Planning Studio:
South Shattuck Area, Berkeley, California
In Spring 2006, CCI Director Heather Hood taught a studio course in city planning in which undergraduate students researched the conditions and created solutions for the city of Berkeley's Shattuck Avenue corridor and neighborhoods between the Ashby BART Station and downtown. Part of the significance and complexity of this district is the varying land uses surrounding it — commercial, mxed-use and single-family housing — and, of course, the BART station adds unique complexity. While it is a throughway to other places as well as a destination, it appears more like the former. The clients were the City of Berkeley's Economic Development Department and Livable Berkeley, a local nonprofit policy organization supporting smart growth.

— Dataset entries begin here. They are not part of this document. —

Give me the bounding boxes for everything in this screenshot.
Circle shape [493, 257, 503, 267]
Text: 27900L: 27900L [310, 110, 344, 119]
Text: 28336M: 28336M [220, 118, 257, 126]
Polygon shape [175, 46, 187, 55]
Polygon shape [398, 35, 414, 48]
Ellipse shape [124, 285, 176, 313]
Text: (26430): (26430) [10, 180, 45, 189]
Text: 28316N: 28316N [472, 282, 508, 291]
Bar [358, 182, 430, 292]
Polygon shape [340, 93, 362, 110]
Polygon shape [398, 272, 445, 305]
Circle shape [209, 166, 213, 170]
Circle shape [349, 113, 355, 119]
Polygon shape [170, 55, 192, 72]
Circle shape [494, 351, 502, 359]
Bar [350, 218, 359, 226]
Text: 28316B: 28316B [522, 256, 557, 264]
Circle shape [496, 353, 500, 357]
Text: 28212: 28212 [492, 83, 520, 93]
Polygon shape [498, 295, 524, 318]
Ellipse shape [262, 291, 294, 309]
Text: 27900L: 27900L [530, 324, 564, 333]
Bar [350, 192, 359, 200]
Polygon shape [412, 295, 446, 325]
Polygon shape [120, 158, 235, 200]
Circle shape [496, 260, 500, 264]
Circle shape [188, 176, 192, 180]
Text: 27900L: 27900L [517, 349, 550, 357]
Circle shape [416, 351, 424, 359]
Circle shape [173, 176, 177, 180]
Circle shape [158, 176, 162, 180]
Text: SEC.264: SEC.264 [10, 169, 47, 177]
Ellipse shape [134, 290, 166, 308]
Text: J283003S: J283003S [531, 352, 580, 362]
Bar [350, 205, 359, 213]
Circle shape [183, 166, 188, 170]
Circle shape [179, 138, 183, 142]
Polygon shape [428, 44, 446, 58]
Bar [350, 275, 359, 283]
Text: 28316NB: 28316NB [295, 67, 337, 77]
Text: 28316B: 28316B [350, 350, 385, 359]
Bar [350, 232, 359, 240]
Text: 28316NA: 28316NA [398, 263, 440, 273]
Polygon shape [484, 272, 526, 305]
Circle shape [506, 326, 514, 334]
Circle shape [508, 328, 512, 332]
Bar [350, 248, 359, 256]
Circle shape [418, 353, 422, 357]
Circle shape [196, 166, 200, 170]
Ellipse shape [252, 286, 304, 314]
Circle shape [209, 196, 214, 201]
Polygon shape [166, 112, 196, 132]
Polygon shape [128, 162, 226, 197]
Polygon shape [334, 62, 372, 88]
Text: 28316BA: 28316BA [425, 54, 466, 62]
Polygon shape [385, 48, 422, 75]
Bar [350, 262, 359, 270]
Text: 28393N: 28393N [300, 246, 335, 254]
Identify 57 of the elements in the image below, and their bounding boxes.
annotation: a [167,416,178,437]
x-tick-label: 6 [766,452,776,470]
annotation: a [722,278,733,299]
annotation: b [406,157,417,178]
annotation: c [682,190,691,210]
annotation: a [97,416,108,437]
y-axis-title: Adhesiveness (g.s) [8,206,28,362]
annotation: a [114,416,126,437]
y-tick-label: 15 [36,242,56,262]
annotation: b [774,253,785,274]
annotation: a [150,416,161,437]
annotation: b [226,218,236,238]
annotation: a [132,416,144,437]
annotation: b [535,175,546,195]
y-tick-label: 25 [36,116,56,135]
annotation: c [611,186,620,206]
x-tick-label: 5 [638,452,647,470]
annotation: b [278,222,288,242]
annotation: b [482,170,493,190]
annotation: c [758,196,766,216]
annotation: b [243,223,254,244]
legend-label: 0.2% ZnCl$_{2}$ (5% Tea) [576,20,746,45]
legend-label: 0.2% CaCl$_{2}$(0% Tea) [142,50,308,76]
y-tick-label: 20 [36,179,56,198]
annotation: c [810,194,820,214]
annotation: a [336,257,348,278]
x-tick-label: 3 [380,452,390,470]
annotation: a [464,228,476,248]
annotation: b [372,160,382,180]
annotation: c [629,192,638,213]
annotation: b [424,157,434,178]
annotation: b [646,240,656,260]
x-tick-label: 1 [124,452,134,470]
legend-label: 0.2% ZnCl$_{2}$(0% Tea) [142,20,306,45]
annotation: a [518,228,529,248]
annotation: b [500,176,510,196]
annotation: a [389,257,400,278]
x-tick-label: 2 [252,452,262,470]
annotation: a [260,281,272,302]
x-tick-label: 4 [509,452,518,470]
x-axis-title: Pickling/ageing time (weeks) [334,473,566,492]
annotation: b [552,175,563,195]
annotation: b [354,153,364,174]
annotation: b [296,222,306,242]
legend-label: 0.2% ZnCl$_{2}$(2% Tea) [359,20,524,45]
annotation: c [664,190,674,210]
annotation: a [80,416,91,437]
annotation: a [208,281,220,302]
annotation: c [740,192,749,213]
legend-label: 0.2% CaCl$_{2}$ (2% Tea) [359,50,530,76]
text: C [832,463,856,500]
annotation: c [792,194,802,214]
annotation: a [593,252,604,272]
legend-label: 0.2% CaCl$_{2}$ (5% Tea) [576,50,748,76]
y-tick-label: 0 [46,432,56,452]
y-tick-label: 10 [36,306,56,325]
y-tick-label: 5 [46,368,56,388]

The City Planning 116 course is an intensive studio course that seeks to give students a real-world experience with city planning. By focusing on one physical area, the course helps students learn about the entire range of city planning — physical building and street design issues, social and economic issues, environmental impacts, analysis methods, legal framework, city government, politics, and community dynamics. During the course, students worked in the field and in the studio, undertaking a series of assignments that culminated in the preparation of a series of analysis and proposals for the area. The class grappled with issues such as: How can the Shattuck corridor comfortably merge the varying surrounding uses and become a welcoming gateway to downtown Berkeley? How big should buildings be allowed to be? How should the city balance the strong need for housing with the impacts on the single-family home neighborhoods to the east and west? How does one create a pleasant character at the street level that encourages walking on this heavy traffic corridor? And how should the city government set standards for the private sector?